Contributing

How do you find the energy momentum of a tensor?

How do you find the energy momentum of a tensor?

The energy-momentum tensor, Tµν is defined by Tµν = ∂L ∂(∂µφ) ∂νφ−gµνL. We see immediately, using the definition of the canonical momentum, π(x), that T00 is the Hamil- tonian density.

Why is energy momentum tensor symmetric?

In general relativity, the symmetric stress–energy tensor acts as the source of spacetime curvature, and is the current density associated with gauge transformations of gravity which are general curvilinear coordinate transformations. (If there is torsion, then the tensor is no longer symmetric.

What is the relationship between relativistic momentum and energy?

The energy–momentum relation is consistent with the familiar mass–energy relation in both its interpretations: E = mc2 relates total energy E to the (total) relativistic mass m (alternatively denoted mrel or mtot ), while E0 = m0c2 relates rest energy E0 to (invariant) rest mass m0.

What are the components of the energy momentum tensor?

These components are given by Eqs. (50)–(53) below. Respectively, they describe: momentum density Γα, stress tensor Tαβ, total energy density E, and density of the total energy flux, Qβ, which approximately equals qβ.

Is a stress tensor a Contravariant?

Well, a tensor is neither covariant nor contravariant, while it can be expressed by its covariant, contravariant, or mixed *components* with respect to any arbitrary coordinate system. …

Is energy momentum tensor symmetric?

The identity determines the conditions under which a symmetry of the Lagrangian is also a symmetry of the energy-momentum tensor. It turns out that the stress tensor acquires the symmetry if the Lagrangian has the symmetry in a generic curved spacetime.

Is the stress energy tensor always symmetric?

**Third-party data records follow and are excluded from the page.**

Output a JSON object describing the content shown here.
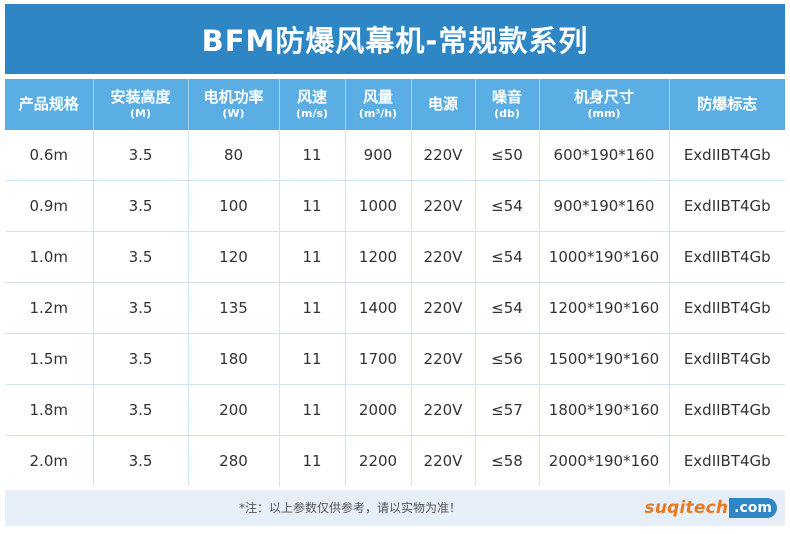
{
  "title": "BFM防爆风幕机-常规款系列",
  "colors": {
    "title_bar": "#2e86c4",
    "header_row": "#5aaee3",
    "footer_bar": "#e6eef7",
    "watermark_orange": "#e77a1e",
    "watermark_blue": "#2e86c4"
  },
  "table": {
    "headers": [
      {
        "label": "产品规格",
        "unit": ""
      },
      {
        "label": "安装高度",
        "unit": "(M)"
      },
      {
        "label": "电机功率",
        "unit": "(W)"
      },
      {
        "label": "风速",
        "unit": "(m/s)"
      },
      {
        "label": "风量",
        "unit": "(m³/h)"
      },
      {
        "label": "电源",
        "unit": ""
      },
      {
        "label": "噪音",
        "unit": "(db)"
      },
      {
        "label": "机身尺寸",
        "unit": "(mm)"
      },
      {
        "label": "防爆标志",
        "unit": ""
      }
    ],
    "rows": [
      [
        "0.6m",
        "3.5",
        "80",
        "11",
        "900",
        "220V",
        "≤50",
        "600*190*160",
        "ExdIIBT4Gb"
      ],
      [
        "0.9m",
        "3.5",
        "100",
        "11",
        "1000",
        "220V",
        "≤54",
        "900*190*160",
        "ExdIIBT4Gb"
      ],
      [
        "1.0m",
        "3.5",
        "120",
        "11",
        "1200",
        "220V",
        "≤54",
        "1000*190*160",
        "ExdIIBT4Gb"
      ],
      [
        "1.2m",
        "3.5",
        "135",
        "11",
        "1400",
        "220V",
        "≤54",
        "1200*190*160",
        "ExdIIBT4Gb"
      ],
      [
        "1.5m",
        "3.5",
        "180",
        "11",
        "1700",
        "220V",
        "≤56",
        "1500*190*160",
        "ExdIIBT4Gb"
      ],
      [
        "1.8m",
        "3.5",
        "200",
        "11",
        "2000",
        "220V",
        "≤57",
        "1800*190*160",
        "ExdIIBT4Gb"
      ],
      [
        "2.0m",
        "3.5",
        "280",
        "11",
        "2200",
        "220V",
        "≤58",
        "2000*190*160",
        "ExdIIBT4Gb"
      ]
    ]
  },
  "footer": {
    "note": "*注：以上参数仅供参考，请以实物为准！"
  },
  "watermark": {
    "main": "suqitech",
    "domain": ".com"
  }
}
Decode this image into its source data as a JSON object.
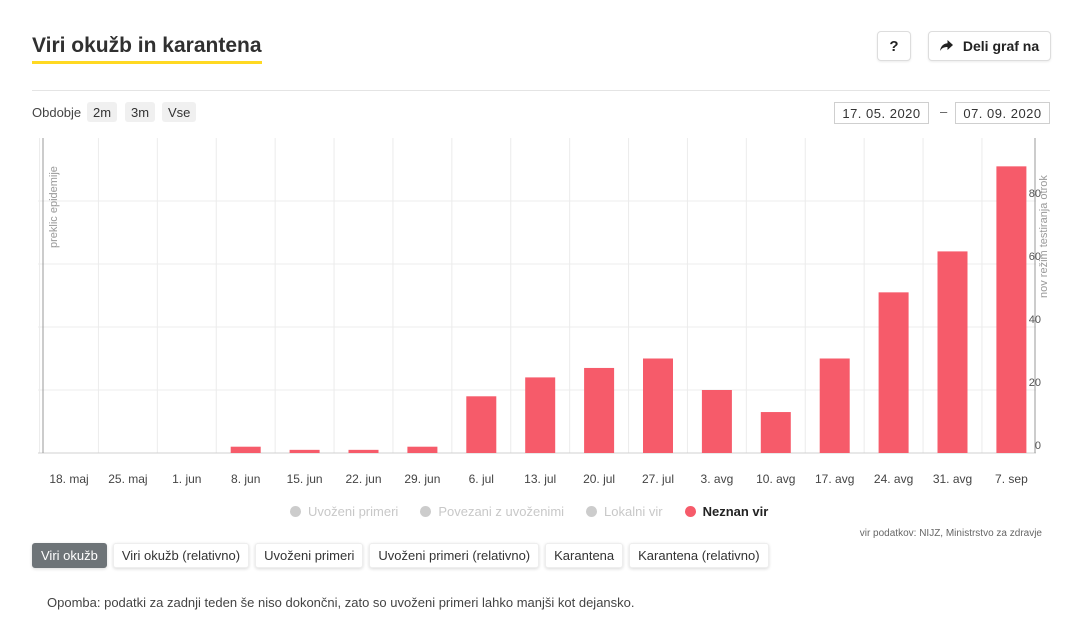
{
  "header": {
    "title": "Viri okužb in karantena",
    "help_label": "?",
    "share_label": "Deli graf na"
  },
  "period": {
    "label": "Obdobje",
    "options": [
      "2m",
      "3m",
      "Vse"
    ],
    "date_from": "17. 05. 2020",
    "date_separator": "–",
    "date_to": "07. 09. 2020"
  },
  "colors": {
    "bar": "#f65b6a",
    "legend_off": "#cccccc",
    "accent_underline": "#ffd922",
    "tab_active": "#6e7478"
  },
  "chart_data": {
    "type": "bar",
    "categories": [
      "18. maj",
      "25. maj",
      "1. jun",
      "8. jun",
      "15. jun",
      "22. jun",
      "29. jun",
      "6. jul",
      "13. jul",
      "20. jul",
      "27. jul",
      "3. avg",
      "10. avg",
      "17. avg",
      "24. avg",
      "31. avg",
      "7. sep"
    ],
    "series": [
      {
        "name": "Neznan vir",
        "values": [
          0,
          0,
          0,
          2,
          1,
          1,
          2,
          18,
          24,
          27,
          30,
          20,
          13,
          30,
          51,
          64,
          91
        ]
      }
    ],
    "ylim": [
      0,
      100
    ],
    "yticks": [
      0,
      20,
      40,
      60,
      80
    ],
    "grid": true,
    "annotations": [
      {
        "label": "preklic epidemije",
        "at": "18. maj"
      },
      {
        "label": "nov režim testiranja otrok",
        "at": "7. sep"
      }
    ],
    "legend": {
      "position": "bottom",
      "items": [
        {
          "label": "Uvoženi primeri",
          "active": false
        },
        {
          "label": "Povezani z uvoženimi",
          "active": false
        },
        {
          "label": "Lokalni vir",
          "active": false
        },
        {
          "label": "Neznan vir",
          "active": true
        }
      ]
    }
  },
  "source": "vir podatkov: NIJZ, Ministrstvo za zdravje",
  "tabs": [
    {
      "label": "Viri okužb",
      "active": true
    },
    {
      "label": "Viri okužb (relativno)",
      "active": false
    },
    {
      "label": "Uvoženi primeri",
      "active": false
    },
    {
      "label": "Uvoženi primeri (relativno)",
      "active": false
    },
    {
      "label": "Karantena",
      "active": false
    },
    {
      "label": "Karantena (relativno)",
      "active": false
    }
  ],
  "note": "Opomba: podatki za zadnji teden še niso dokončni, zato so uvoženi primeri lahko manjši kot dejansko."
}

Symmetry of the stress-energy tensor The stress-energy tensor is a symmetric matrix. If we have a nonzero Ttx, it represents a flux of mass-energy (pt) through a three-surface perpendicular to x. This means that mass is moving in the x direction.

What is momentum in relativity?

Relativistic momentum p is classical momentum multiplied by the relativistic factor γ. p = γmu, where m is the rest mass of the object, u is its velocity relative to an observer, and the relativistic factor γ=1√1−u2c2 γ = 1 1 − u 2 c 2 . This implies that an object with mass cannot reach the speed of light.

Is the stress tensor covariant?

Which among these forces used in momentum equation is a tensor?

1. Which among these forces used in momentum equation is a tensor? Explanation: Viscous forces are tensors. The other forces given here (Gravitational, viscous and electromagnetic forces) are vectors.

What is the physical meaning of the energy-momentum tensor?

This is the energy-momentum tensor, also known as the stress-energy tensor for the dust. Physical meaning of the energy-momentum tensor Because the stress–energy tensor is of order two, its components can be displayed in 4 × 4 matrix form: As seen previsouly, T tt represents the density of relativistic mass, i.e the energy density.

How is the stress-energy tensor related to general relativity?

General relativity. The stress–energy tensor, sometimes stress–energy–momentum tensor or energy–momentum tensor, is a tensor quantity in physics that describes the density and flux of energy and momentum in spacetime, generalizing the stress tensor of Newtonian physics.

Which is the simplest case of energy momentum?

Energy-Momentum Tensor. Incoherent Matter Case. One of the simplest energy-momentum tensors\r is the dust energy momentum tensor. This type of matter field consists of\r noninteracting incoherent matter. The matter field depends on one scalar\r quantity and one vector quantity. These two quantities are as follows:

Is the tensor equation valid in curved spacetime?

Using the ‘comma goes to semi-colon’ rule, we get the following tensor equation, which by the Principle of General Covariance will hold true for any coordinate system, therefore will stay valid in curved spacetime of general relativity.